At 1pm on 9 February 2020, Brazilian scientists from Marambio base on Seymour Island in the Weddell Sea recorded an air temperature of 20.75C. The reading still needs to be properly confirmed by the World Meteorological Organisation (WMO), but if it is, it will break the previous record of 19.8C which was recorded on Signy Island back in 1982.
Meanwhile, Argentinian scientists based at Esperanza on the continental Antarctic peninsula recorded a reading of 18.3C on 6 February - the highest reading ever for this location. Seymour and neighbouring islands have seen average temperatures rise by 3C since pre-Industrial times.
Brazilian scientist Carlos Schaefer said that the reading was not part of a long-term data set, so it was important not to read too much into it as an indicator of regional climate change. However, it was still significant as a signal that something different was happening.
Temperatures in eastern and central Antarctica have remained fairly stable, but there have been considerable shifts in temperature on the Antarctic Peninsula, the James Ross Archipelago (of which Seymour Island is part of) and the South Shetland Islands. Here, there was cooling in the first decade of the 2000s, but since then, the area has warmed rapidly.
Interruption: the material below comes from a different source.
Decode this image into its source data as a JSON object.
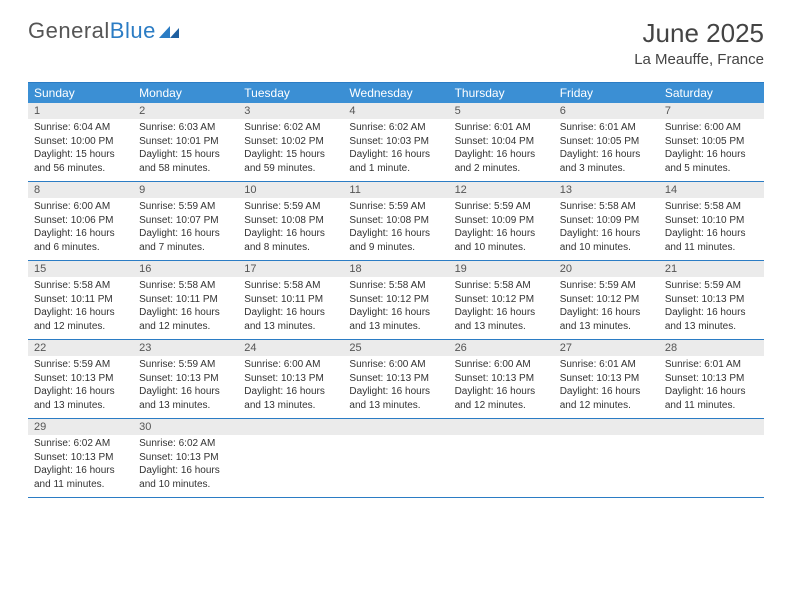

Around 87% of glaciers in western Antarctica have 'retreated' in the last 50 years. Antarctica stores around 70% of the world's fresh water in its ice. If it were all to melt, global sea levels would rise by 50 to 60 metres, but that would take hundreds of years. The UN's worst case estimates currently suggest a sea level rise of about 110cm by 2100.
Photo: Esperanza base, Antarctic Peninsula.